Les ministres seront au total 33 - deux de plus que la précédente équipe - dont six nouveaux membres (deux ministres et quatre secrétaires d'Etat), à se réunir à 10h à l'Elysée pour le Conseil hebdomadaire, après les traditionnelles passations de pouvoir. (Crédits : reuters.com)
Le gouvernement "Valls II" se réunit pour son premier Conseil des ministres mercredi à 10h, purgé de l'aile gauche du PS pour assumer la "ligne" social-libérale voulue par un exécutif en panne de résultats, notamment sur le front du chômage, avec de nouveaux mauvais chiffres attendus en fin de journée.

Premier Conseil des ministres pour le nouveau gouvernement de Manuel Valls, annoncé mardi en fin de journée.

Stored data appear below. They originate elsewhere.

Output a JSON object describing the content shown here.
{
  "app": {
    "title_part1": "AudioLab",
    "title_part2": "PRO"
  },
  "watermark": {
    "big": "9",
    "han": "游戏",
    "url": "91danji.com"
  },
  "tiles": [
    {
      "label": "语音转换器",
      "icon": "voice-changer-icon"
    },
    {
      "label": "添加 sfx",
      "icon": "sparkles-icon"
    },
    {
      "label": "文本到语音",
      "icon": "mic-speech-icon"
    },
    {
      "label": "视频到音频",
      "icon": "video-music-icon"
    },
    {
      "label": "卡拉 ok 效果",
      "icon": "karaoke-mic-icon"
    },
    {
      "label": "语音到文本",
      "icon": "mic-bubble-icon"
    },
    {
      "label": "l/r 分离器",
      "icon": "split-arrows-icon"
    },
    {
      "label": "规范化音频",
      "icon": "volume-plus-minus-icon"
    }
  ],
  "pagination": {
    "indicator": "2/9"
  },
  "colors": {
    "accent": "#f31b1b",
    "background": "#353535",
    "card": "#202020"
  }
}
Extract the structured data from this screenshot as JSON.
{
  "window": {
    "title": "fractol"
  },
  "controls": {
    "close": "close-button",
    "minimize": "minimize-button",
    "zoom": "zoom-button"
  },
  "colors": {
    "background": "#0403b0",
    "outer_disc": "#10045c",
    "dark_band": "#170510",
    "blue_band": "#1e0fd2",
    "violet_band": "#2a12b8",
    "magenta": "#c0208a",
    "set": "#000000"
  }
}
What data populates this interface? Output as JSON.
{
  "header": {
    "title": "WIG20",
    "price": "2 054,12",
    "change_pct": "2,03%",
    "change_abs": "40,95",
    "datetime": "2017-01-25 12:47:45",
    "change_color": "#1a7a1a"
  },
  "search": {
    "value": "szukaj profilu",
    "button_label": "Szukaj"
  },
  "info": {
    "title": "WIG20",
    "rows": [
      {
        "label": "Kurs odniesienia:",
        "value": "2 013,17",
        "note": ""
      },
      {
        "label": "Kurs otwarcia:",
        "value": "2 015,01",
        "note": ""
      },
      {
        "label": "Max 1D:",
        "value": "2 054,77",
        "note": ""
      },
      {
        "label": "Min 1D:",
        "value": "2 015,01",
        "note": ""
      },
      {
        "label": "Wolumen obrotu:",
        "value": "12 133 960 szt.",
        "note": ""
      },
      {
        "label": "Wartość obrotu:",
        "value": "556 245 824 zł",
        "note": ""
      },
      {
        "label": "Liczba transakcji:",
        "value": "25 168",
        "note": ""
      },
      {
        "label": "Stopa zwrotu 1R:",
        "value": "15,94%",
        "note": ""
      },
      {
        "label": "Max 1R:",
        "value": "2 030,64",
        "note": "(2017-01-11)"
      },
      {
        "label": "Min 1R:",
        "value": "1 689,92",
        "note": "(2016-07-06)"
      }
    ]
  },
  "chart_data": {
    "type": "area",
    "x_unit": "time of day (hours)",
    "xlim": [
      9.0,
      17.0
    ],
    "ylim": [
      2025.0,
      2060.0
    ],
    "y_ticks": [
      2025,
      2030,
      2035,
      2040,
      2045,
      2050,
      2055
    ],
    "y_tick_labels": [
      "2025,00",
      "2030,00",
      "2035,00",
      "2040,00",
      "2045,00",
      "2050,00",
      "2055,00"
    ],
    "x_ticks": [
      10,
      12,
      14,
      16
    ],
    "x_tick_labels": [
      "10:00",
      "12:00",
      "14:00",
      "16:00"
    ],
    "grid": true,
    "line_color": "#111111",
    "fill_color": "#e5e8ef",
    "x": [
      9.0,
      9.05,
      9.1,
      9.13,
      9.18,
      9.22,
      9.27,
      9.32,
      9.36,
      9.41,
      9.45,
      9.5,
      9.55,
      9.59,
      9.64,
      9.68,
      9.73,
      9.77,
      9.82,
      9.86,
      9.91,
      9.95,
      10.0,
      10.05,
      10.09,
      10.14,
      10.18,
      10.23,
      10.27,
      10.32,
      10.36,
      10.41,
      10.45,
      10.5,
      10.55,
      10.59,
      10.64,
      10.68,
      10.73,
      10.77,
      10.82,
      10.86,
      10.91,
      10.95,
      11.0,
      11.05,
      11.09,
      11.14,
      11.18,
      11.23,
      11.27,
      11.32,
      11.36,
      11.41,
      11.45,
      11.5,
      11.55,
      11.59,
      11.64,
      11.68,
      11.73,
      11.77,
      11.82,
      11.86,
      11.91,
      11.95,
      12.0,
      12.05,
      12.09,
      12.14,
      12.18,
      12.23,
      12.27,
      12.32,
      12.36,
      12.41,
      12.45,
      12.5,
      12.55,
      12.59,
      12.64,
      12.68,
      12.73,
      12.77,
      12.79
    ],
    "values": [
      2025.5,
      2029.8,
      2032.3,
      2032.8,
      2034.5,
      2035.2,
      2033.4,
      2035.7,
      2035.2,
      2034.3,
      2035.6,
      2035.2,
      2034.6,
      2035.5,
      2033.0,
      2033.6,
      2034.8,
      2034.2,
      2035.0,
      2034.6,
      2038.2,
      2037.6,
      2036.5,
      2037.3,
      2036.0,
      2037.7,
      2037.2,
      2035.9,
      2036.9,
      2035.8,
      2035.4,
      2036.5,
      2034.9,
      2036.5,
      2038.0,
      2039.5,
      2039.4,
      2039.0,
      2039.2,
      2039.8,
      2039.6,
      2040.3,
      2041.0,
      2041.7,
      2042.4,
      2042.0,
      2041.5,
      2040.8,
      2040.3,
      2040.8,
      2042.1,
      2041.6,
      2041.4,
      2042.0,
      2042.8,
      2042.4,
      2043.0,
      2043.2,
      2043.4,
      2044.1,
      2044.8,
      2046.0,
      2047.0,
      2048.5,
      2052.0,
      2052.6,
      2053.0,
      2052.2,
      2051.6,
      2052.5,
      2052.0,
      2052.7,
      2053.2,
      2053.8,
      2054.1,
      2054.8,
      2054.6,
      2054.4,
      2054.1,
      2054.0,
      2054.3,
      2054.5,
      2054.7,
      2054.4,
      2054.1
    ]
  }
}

Sa ligne économique social-libérale, la seule possible aux yeux du Premier ministre Manuel Valls, le duo exécutif a choisi de l'afficher clairement par le remplacement du contestataire Arnaud Montebourg par Emmanuel Macron, ancien banquier d'affaires chez Rothschild et jusqu'en juin proche conseiller de François Hollande.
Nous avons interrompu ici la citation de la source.